Nella foto, da sinistra: l’esercente e moderatore Michele Crocchiola, i produttori Benedetto Habib e Marina Marzotto, il direttore della Mostra del Cinema di Venezia Alberto Barbera e il presidente Fice, Domenico Dinoia

Sul tema della quantità è intervenuto anche Alberto Barbera, direttore artistico della Mostra del Cinema di Venezia: «Da mio osservatorio posso dire che anno dopo anno è sempre maggiore il numero di film italiani che ci vengono proposti. Quest’anno sono stati oltre 200, davvero tanti. Noto un’ansia di produrre eccessiva, figlia anche dei meccanismi di sostegno pubblico che hanno messo a disposizione sempre più risorse che talvolta non sono state utilizzate nel modo adeguato. Bisogna far crescere la qualità dei film e questa è possibile se si investe di più sul singolo titolo; occorre alzare il livello dei budget produttivi. Il cinema italiano deve essere sempre più industriale mentre noto che si lavora senza una vera strategia. Si realizzano pochi film per famiglie o di animazione e questo è un limite». Marina Marzotto (Propaganda Produzioni e presidente AGCI) ha evidenziato come «il rapporto con gli spettatori si recupera se fin dall’inizio della scrittura di un film si pensa al pubblico cui si potrebbe rivolgere.

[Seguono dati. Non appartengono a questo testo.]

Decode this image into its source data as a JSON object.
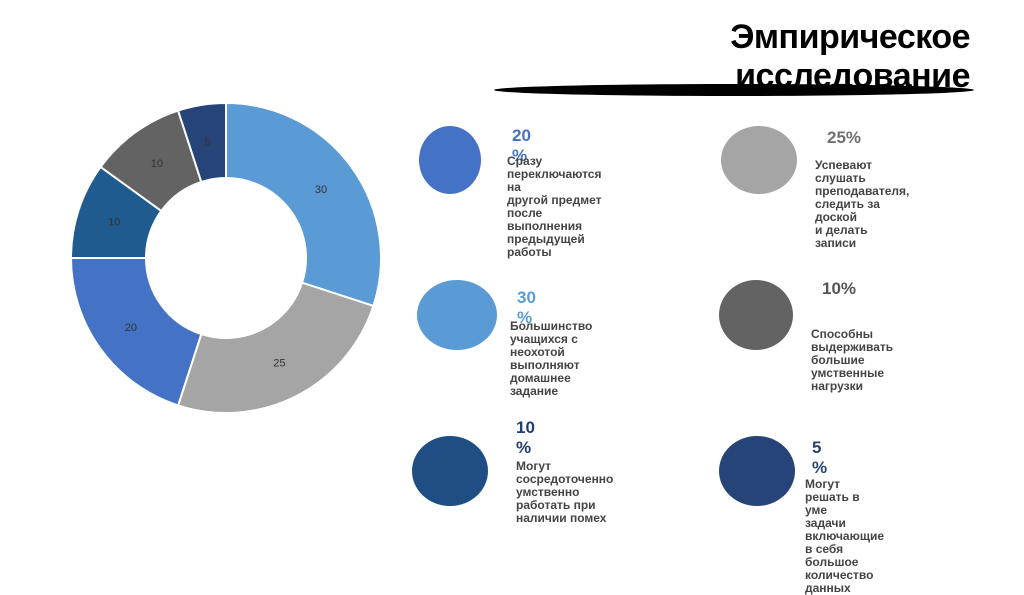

La comunicazione svolge un ruolo fondamentale ma in questo i produttori, soprattutto quelli piccoli, sono in difficoltà; ad esempio non hanno a disposizione i trailer dei film da far girare per promuovere autonomamente un titolo. Un altro elemento che attiva il dialogo e il rapporto con gli spettatori è la disponibilità dei talent alla promozione; purtroppo da parte loro, talvolta c’è resistenza sul tema».

 

Francesco Mariotti, a capo degli autori dell’Anac ha invece evidenziato «che dei 700 milioni di euro che il Mic mette a disposizione del cinema, il 50% è destinato al tax credit della produzione con un credito di imposta salito al 40% durante il Covid, proprio per rilanciare le produzioni. Negli anni queste risorse sono aumentate ma non quelle per lo sviluppo creativo dei progetti. E questo è un limite». Di dialogo con il pubblico ha parlato anche Lionello Cerri (Anteo Spaziocinema): «Molto dipende anche da noi esercenti. Dobbiamo essere sempre più imprenditori culturali. Spetta anche a noi creare il nostro pubblico e non sempre riusciamo a farlo. Il problema del cinema italiano non riguarda produttori o distributori o gli esercenti, ma è un tema che coinvolge tutti noi. Alcuni anni fa era stato creato un programma, 100città, che vedeva tutta la filiera collaborare per rendere sempre più stretto il rapporto tra cinema italiano di qualità e cinema. Bisognerebbe tornare a fare sistema per aiutare la nostra produzione».